I think we had a sense of this in ChIT, mostly by the kind of
associations that we sought out or came our way. My own conception of
these interactions was certainly not as resolved as in your image, but
I do recognize those component parts.
> 
> Where there is coherence in our work, this probably comes out of the
> process of sustained everyday interaction between the people involved
> and the ideas and contexts we share with each other. In addition to the
> network of other contemporary organisations and individuals online and
> offline there are also definitely some shared some common artistic roots
> in Situationism, Fluxus, communication arts, system arts and work that
> sits on the edge of art.

Yes, I am coming to realize this.
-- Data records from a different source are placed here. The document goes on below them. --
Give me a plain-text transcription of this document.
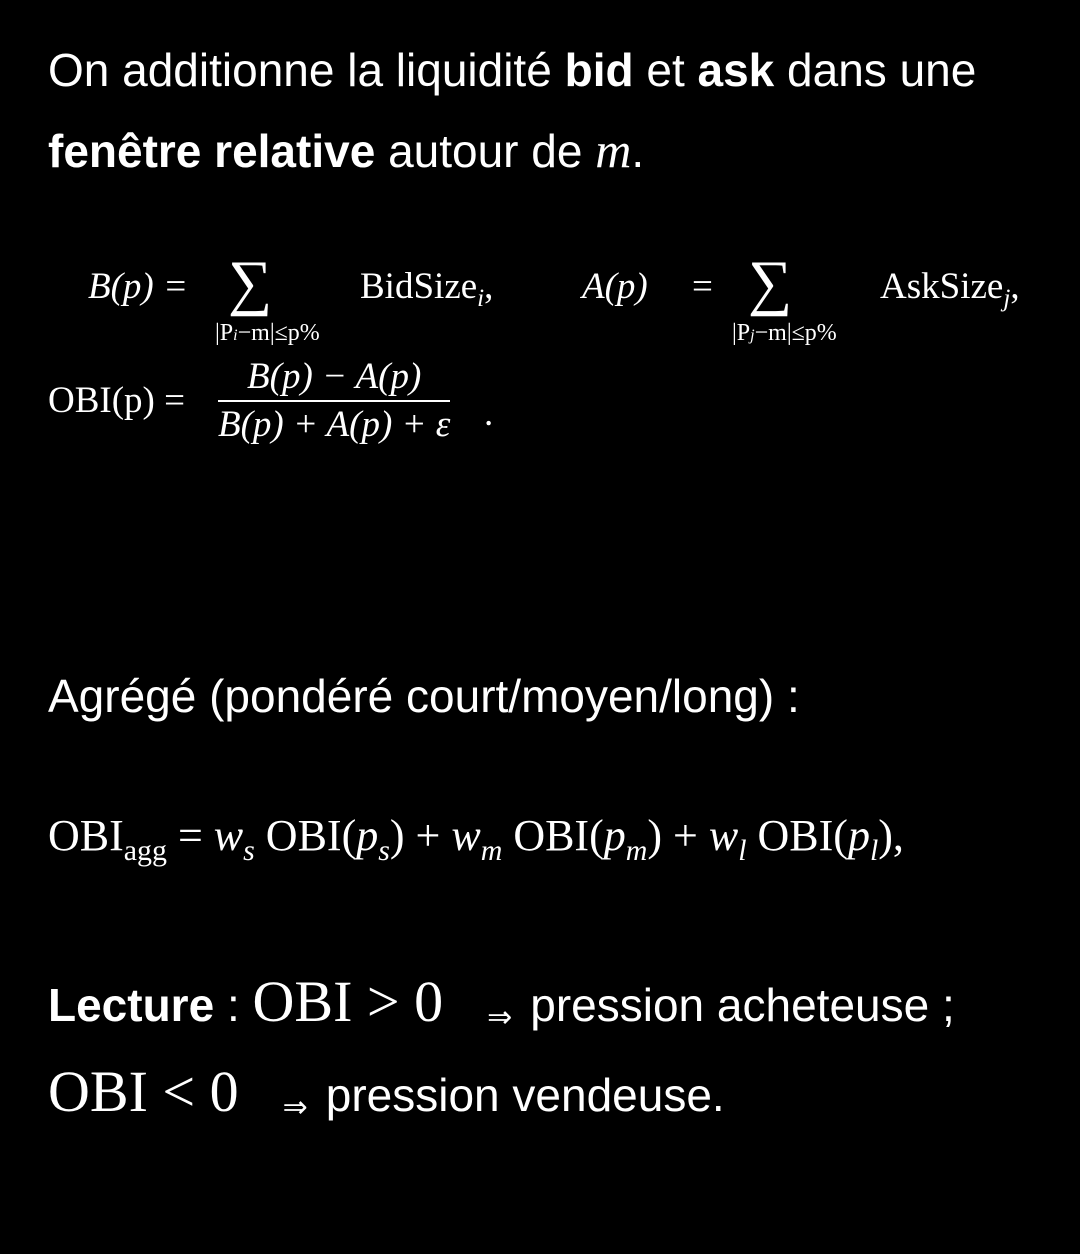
On additionne la liquidité bid et ask dans une fenêtre relative autour de m.

B(p) = ∑
|Pi−m|≤p%
BidSize$_i$, A(p) = ∑
|Pj−m|≤p%
AskSize$_j$,
OBI(p) =
B(p) − A(p)
B(p) + A(p) + ε .

Agrégé (pondéré court/moyen/long) :

$OBI_{agg} = w_s$ $OBI(p_s) + w_m$ $OBI(p_m) + w_l$ $OBI(p_l)$,

Lecture : OBI > 0 ⇒ pression acheteuse ; OBI < 0 ⇒ pression vendeuse.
At the time we ran the ChIT machines
I was always very aware of doing something outside the main flow of
activity. Initially I wasn't sure that we weren't just supporting the
work of the real artists and I remember, after I made a sculpture one
time a colleague congratulated me on making work again.
> 
> We do have to be pretty organised to survive and sustain infrastructure.
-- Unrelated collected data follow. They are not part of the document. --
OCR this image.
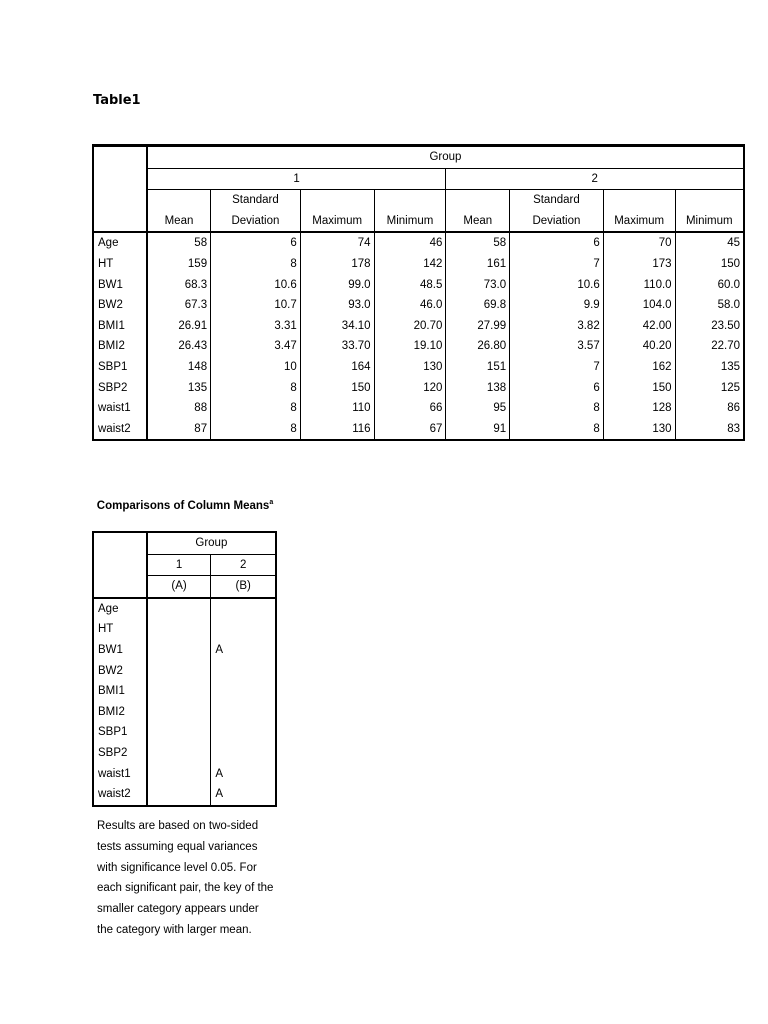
Table1
	Group							
	1				2			
		Standard				Standard		
	Mean	Deviation	Maximum	Minimum	Mean	Deviation	Maximum	Minimum
Age	58	6	74	46	58	6	70	45
HT	159	8	178	142	161	7	173	150
BW1	68.3	10.6	99.0	48.5	73.0	10.6	110.0	60.0
BW2	67.3	10.7	93.0	46.0	69.8	9.9	104.0	58.0
BMI1	26.91	3.31	34.10	20.70	27.99	3.82	42.00	23.50
BMI2	26.43	3.47	33.70	19.10	26.80	3.57	40.20	22.70
SBP1	148	10	164	130	151	7	162	135
SBP2	135	8	150	120	138	6	150	125
waist1	88	8	110	66	95	8	128	86
waist2	87	8	116	67	91	8	130	83
Comparisons of Column Means$^a$
	Group	
	1	2
	(A)	(B)
Age		
HT		
BW1		A
BW2		
BMI1		
BMI2		
SBP1		
SBP2		
waist1		A
waist2		A
Results are based on two-sided tests assuming equal variances with significance level 0.05. For each significant pair, the key of the smaller category appears under the category with larger mean.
> We have a small core team of people managing this stuff and then
> overlapping circles of people involved in making different aspects work.
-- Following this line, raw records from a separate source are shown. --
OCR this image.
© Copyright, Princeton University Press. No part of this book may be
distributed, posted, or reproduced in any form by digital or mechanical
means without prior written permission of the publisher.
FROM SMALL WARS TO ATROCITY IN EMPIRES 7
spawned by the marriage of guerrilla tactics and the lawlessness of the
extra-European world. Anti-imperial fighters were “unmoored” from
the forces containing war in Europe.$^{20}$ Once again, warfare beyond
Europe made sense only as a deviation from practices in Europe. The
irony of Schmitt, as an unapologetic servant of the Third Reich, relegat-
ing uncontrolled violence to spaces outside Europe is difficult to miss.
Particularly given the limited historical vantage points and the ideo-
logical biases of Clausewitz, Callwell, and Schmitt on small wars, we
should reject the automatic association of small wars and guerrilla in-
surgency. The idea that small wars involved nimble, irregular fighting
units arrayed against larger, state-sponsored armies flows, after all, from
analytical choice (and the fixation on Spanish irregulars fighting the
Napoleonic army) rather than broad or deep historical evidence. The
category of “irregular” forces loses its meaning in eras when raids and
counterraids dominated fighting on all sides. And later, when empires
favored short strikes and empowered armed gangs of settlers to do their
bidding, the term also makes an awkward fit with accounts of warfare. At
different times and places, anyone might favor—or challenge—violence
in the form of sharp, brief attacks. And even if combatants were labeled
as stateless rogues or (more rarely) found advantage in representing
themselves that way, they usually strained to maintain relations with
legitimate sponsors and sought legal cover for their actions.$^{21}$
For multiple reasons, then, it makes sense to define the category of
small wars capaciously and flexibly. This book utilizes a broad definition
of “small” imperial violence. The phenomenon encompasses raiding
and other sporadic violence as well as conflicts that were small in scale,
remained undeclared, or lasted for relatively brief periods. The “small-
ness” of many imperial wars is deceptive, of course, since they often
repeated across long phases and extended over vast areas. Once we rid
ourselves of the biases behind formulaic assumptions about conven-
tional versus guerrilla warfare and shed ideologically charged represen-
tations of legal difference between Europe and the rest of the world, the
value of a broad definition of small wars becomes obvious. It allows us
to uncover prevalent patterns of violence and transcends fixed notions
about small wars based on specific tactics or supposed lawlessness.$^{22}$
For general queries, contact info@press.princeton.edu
> Marc discussed how this all works as part of an interview series called
> Interviewing the Crisis, by Art is Open Source...
> 
> “I am part of a larger context called Furtherfield, which is a
> collaboration. This means that myself and others explore together and
> share our imaginations, respecting each others’ voices and contributions
> and skills accordingly. Each of us engage in pushing our interests and
> passions within the loose framework of Furtherfield as a progressive
> media art organisation. The way we work with each other reflects how we
> feel about the world we live in, and how we want to change it. As a
> group, we all agree that it is important to allow room for productive
> and contemporary social values, this influences the way we work with
> each other, and others. The way we function as an organisation does not
> always fit well with more traditional institutions who are more used to
> working in systems of hierarchy. However these days we seem to find more
> like-minded individuals working in these environments who want to make
> something decent happen. We do not respect hierarchy in itself, we
> perceive ourselves to be working in a flexible heterarchy at
> Furtherfield. Our respect and relation to each other is based on our
> skills, ideas, shared values contributing to a larger set of adaptive
> visions.” - Marc Garret - http://www.interviewingthecrisis.org/?p=27
> 
I agree, hierarchies may emerge, status may be conferred (by
consensus) and neither must be assumed.

> Having said ALL that, perhaps I could also have described Furtherfield
> as "...different folk sharing different ideas in different ways in
> different places, for example"; )
> 
> One of the things I'm interested to know about ChIT and Chateau is how
> they connected with impacted on the local people and spaces at the time.
> Also your ideas about what the longer term impact of these places has
> been on the people who were involved.

That's important too and I'll write about this in a further email.